A result of 4 or 5 was classified as a positive attitude and a result of 1–3 was classified as a negative attitude. A patient was classified as having strong knowledge when the answer to the three questions matched the physician’s prescription. When at least one answer did not match with physician’s prescription the patient was classified as having weak knowledge about the medical prescription. The questionnaires of attitudes and knowledge were combined for a serial analysis [18]. Since the study was conducted at a clinic setting, a social desirability bias might have creeped in. Descriptive statistics were calculated for the sociodemographic and clinical characteristics of Type-2 diabetic patients and for treatment adherence, knowledge, attitudes, and serial analysis. Continuous data with normal distribution were described using mean and its standard deviation, or median and quartiles for variables without normal distribution.

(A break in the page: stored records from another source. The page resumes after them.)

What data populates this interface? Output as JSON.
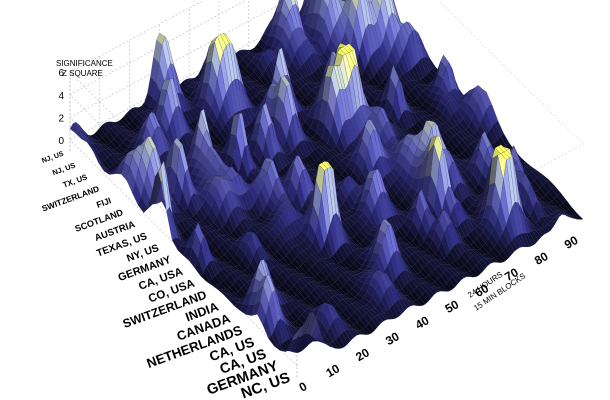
{
  "chart_data": {
    "type": "surface3d",
    "title": "",
    "zlabel": [
      "SIGNIFICANCE",
      "Z SQUARE"
    ],
    "xlabel": [
      "24 HOURS",
      "15 MIN BLOCKS"
    ],
    "zlim": [
      -1,
      6
    ],
    "z_ticks": [
      "6",
      "4",
      "2",
      "0"
    ],
    "xlim": [
      0,
      96
    ],
    "x_ticks": [
      "0",
      "10",
      "20",
      "30",
      "40",
      "50",
      "60",
      "70",
      "80",
      "90"
    ],
    "categories": [
      "NC, US",
      "GERMANY",
      "CA, US",
      "CA, US",
      "NETHERLANDS",
      "CANADA",
      "INDIA",
      "SWITZERLAND",
      "CO, USA",
      "CA, USA",
      "GERMANY",
      "NY, US",
      "TEXAS, US",
      "AUSTRIA",
      "SCOTLAND",
      "FIJI",
      "SWITZERLAND",
      "TX, US",
      "NJ, US",
      "NJ, US"
    ],
    "grid": true,
    "colormap": [
      "#000000",
      "#26266e",
      "#5a5cae",
      "#9aa6c2",
      "#ffff66"
    ]
  }
}
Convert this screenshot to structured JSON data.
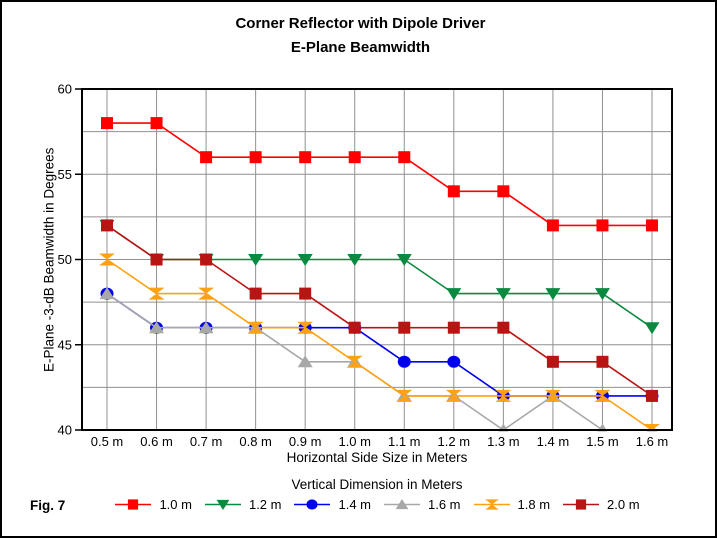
{
  "title_line1": "Corner Reflector with Dipole Driver",
  "title_line2": "E-Plane Beamwidth",
  "fig_label": "Fig. 7",
  "chart_data": {
    "type": "line",
    "title": "Corner Reflector with Dipole Driver",
    "subtitle": "E-Plane Beamwidth",
    "xlabel": "Horizontal Side Size in Meters",
    "ylabel": "E-Plane -3-dB Beamwidth in Degrees",
    "legend_title": "Vertical Dimension in Meters",
    "legend_position": "bottom",
    "grid": true,
    "x": [
      0.5,
      0.6,
      0.7,
      0.8,
      0.9,
      1.0,
      1.1,
      1.2,
      1.3,
      1.4,
      1.5,
      1.6
    ],
    "x_tick_labels": [
      "0.5 m",
      "0.6 m",
      "0.7 m",
      "0.8 m",
      "0.9 m",
      "1.0 m",
      "1.1 m",
      "1.2 m",
      "1.3 m",
      "1.4 m",
      "1.5 m",
      "1.6 m"
    ],
    "ylim": [
      40,
      60
    ],
    "y_ticks": [
      60,
      55,
      50,
      45,
      40
    ],
    "y_grid_step": 2.5,
    "series": [
      {
        "name": "1.0 m",
        "color": "#ff0000",
        "marker": "square",
        "values": [
          58,
          58,
          56,
          56,
          56,
          56,
          56,
          54,
          54,
          52,
          52,
          52
        ]
      },
      {
        "name": "1.2 m",
        "color": "#0a8a40",
        "marker": "triangle-down",
        "values": [
          52,
          50,
          50,
          50,
          50,
          50,
          50,
          48,
          48,
          48,
          48,
          46
        ]
      },
      {
        "name": "1.4 m",
        "color": "#0000ee",
        "marker": "circle",
        "values": [
          48,
          46,
          46,
          46,
          46,
          46,
          44,
          44,
          42,
          42,
          42,
          42
        ]
      },
      {
        "name": "1.6 m",
        "color": "#a8a8a8",
        "marker": "triangle-up",
        "values": [
          48,
          46,
          46,
          46,
          44,
          44,
          42,
          42,
          40,
          42,
          40,
          40
        ]
      },
      {
        "name": "1.8 m",
        "color": "#ffa115",
        "marker": "hourglass",
        "values": [
          50,
          48,
          48,
          46,
          46,
          44,
          42,
          42,
          42,
          42,
          42,
          40
        ]
      },
      {
        "name": "2.0 m",
        "color": "#b81414",
        "marker": "square",
        "values": [
          52,
          50,
          50,
          48,
          48,
          46,
          46,
          46,
          46,
          44,
          44,
          42
        ]
      }
    ],
    "colors": {
      "grid": "#909090",
      "axis": "#000000",
      "background": "#ffffff"
    }
  }
}
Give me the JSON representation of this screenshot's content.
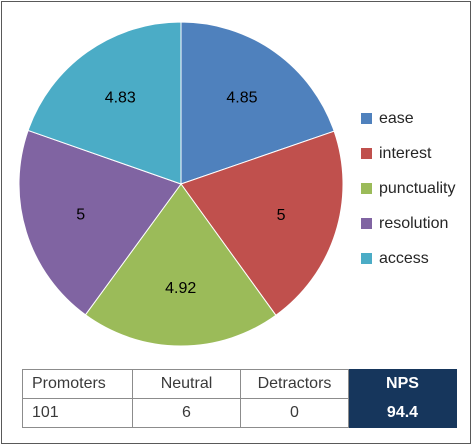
{
  "chart_data": {
    "type": "pie",
    "title": "",
    "slices": [
      {
        "name": "ease",
        "value": 4.85,
        "label": "4.85",
        "color": "#4f81bd"
      },
      {
        "name": "interest",
        "value": 5,
        "label": "5",
        "color": "#c0504d"
      },
      {
        "name": "punctuality",
        "value": 4.92,
        "label": "4.92",
        "color": "#9bbb59"
      },
      {
        "name": "resolution",
        "value": 5,
        "label": "5",
        "color": "#8064a2"
      },
      {
        "name": "access",
        "value": 4.83,
        "label": "4.83",
        "color": "#4bacc6"
      }
    ],
    "legend": "right",
    "start": "top",
    "direction": "clockwise"
  },
  "table": {
    "headers": [
      "Promoters",
      "Neutral",
      "Detractors",
      "NPS"
    ],
    "values": [
      "101",
      "6",
      "0",
      "94.4"
    ],
    "highlight_color": "#16365c"
  }
}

These data analyses were conducted using SPSS 11.0 [19]. Principal component analysis and the internal consistency of the attitudes questionnaire were evaluated using SPSS [19]. The Medcalc statistical software, v10.0.1 [20] was used to calculate the sensitivity, specificity, predictive values, likelihood ratios, and post-test probabilities for each questionnaire in independent analysis, and for a serial analysis. This study was approved by the IMSS Research Committee in Aguascalientes.